In his role at the Analog Garage, Guery spends a lot of time tapping into Analog Devices’ Israeli innovation network. So we decided to take the opportunity to tap into his expertise.

 

Q: Just how vibrant is Israel’s startup activity?

A: Israel is a full-on startup country. There are something like 4,000 active startups, which is about one startup for every 2,700 inhabitants. No other country has that many startups per capita.

 

Q: Every country’s startup culture is a little different. What makes the Israeli scene unique?

A: First of all, the Israeli market isn’t large enough to support many new innovations by itself. So entrepreneurs there think globally – far more so than innovators in large markets like India.

 

Another thing I’ve seen is that Israeli startups are very focused on solving specific technical problems. Startups in Silicon Valley and the US tend to have more of a big vision, a grand plan. In that sense, the two startup cultures are very complementary, because many times you’ll see an Israeli startup working on an answer to a technical problem that a Silicon Valley company will need to achieve their vision. We really gravitate to that kind of thinking at the Analog Garage. Solving specific technical problems is what ADI was founded on.

 

Q: Why do you think Israel’s startup scene has blossomed as it has?

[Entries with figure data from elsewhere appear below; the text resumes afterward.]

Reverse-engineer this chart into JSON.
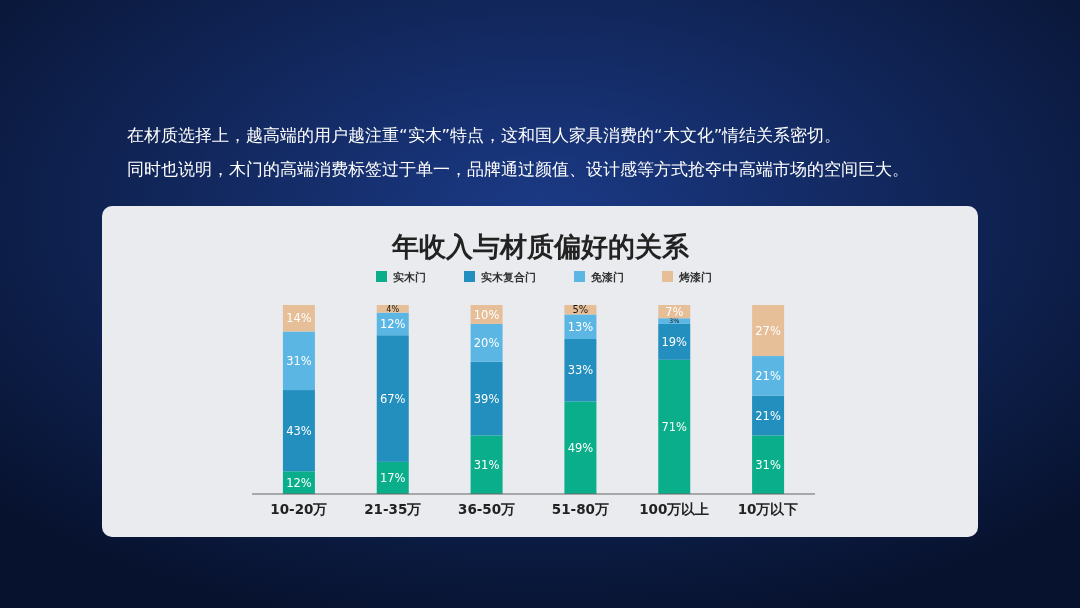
{
  "chart_data": {
    "type": "bar",
    "stacked": true,
    "title": "年收入与材质偏好的关系",
    "annotations": [
      "在材质选择上，越高端的用户越注重“实木”特点，这和国人家具消费的“木文化”情结关系密切。",
      "同时也说明，木门的高端消费标签过于单一，品牌通过颜值、设计感等方式抢夺中高端市场的空间巨大。"
    ],
    "categories": [
      "10-20万",
      "21-35万",
      "36-50万",
      "51-80万",
      "100万以上",
      "10万以下"
    ],
    "legend": "top",
    "series": [
      {
        "name": "实木门",
        "color": "#0aae8a",
        "values": [
          12,
          17,
          31,
          49,
          71,
          31
        ],
        "value_labels": [
          "12%",
          "17%",
          "31%",
          "49%",
          "71%",
          "31%"
        ]
      },
      {
        "name": "实木复合门",
        "color": "#238fbe",
        "values": [
          43,
          67,
          39,
          33,
          19,
          21
        ],
        "value_labels": [
          "43%",
          "67%",
          "39%",
          "33%",
          "19%",
          "21%"
        ]
      },
      {
        "name": "免漆门",
        "color": "#5bb6e4",
        "values": [
          31,
          12,
          20,
          13,
          3,
          21
        ],
        "value_labels": [
          "31%",
          "12%",
          "20%",
          "13%",
          "3%",
          "21%"
        ]
      },
      {
        "name": "烤漆门",
        "color": "#e6bf98",
        "values": [
          14,
          4,
          10,
          5,
          7,
          27
        ],
        "value_labels": [
          "14%",
          "4%",
          "10%",
          "5%",
          "7%",
          "27%"
        ]
      }
    ]
  }
}
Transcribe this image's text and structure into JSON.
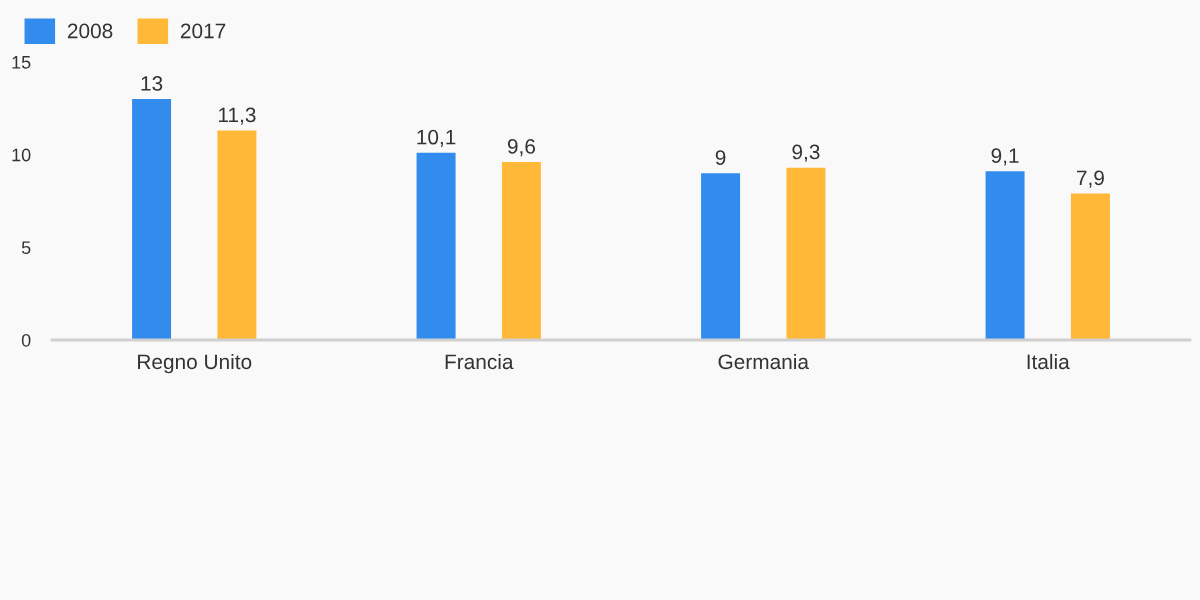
{
  "chart_data": {
    "type": "bar",
    "categories": [
      "Regno Unito",
      "Francia",
      "Germania",
      "Italia"
    ],
    "series": [
      {
        "name": "2008",
        "color": "#318ced",
        "values": [
          13,
          10.1,
          9,
          9.1
        ],
        "value_labels": [
          "13",
          "10,1",
          "9",
          "9,1"
        ]
      },
      {
        "name": "2017",
        "color": "#ffb838",
        "values": [
          11.3,
          9.6,
          9.3,
          7.9
        ],
        "value_labels": [
          "11,3",
          "9,6",
          "9,3",
          "7,9"
        ]
      }
    ],
    "ylim": [
      0,
      15
    ],
    "yticks": [
      0,
      5,
      10,
      15
    ],
    "grid": false,
    "legend": "top left"
  }
}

A: They have a culture that is very tolerant of risk. I believe the mandatory civil service requirement trains them in how to manage risk. They all have to put three years into the Army. They also receive a very strong technology grounding and learn leadership skills.

 

Q: How would a startup in Israel connect with the Analog Garage?

A: We work a lot with investors there, so that’s a good network to connect through.  And MassChallenge, one of our incubator partners has a very successful program in Israel. As a matter of fact, MassChallenge is now taking applications from eligible Israel startups through March 28th.  Applying now through MassChallenge may lead to great opportunities for some startups.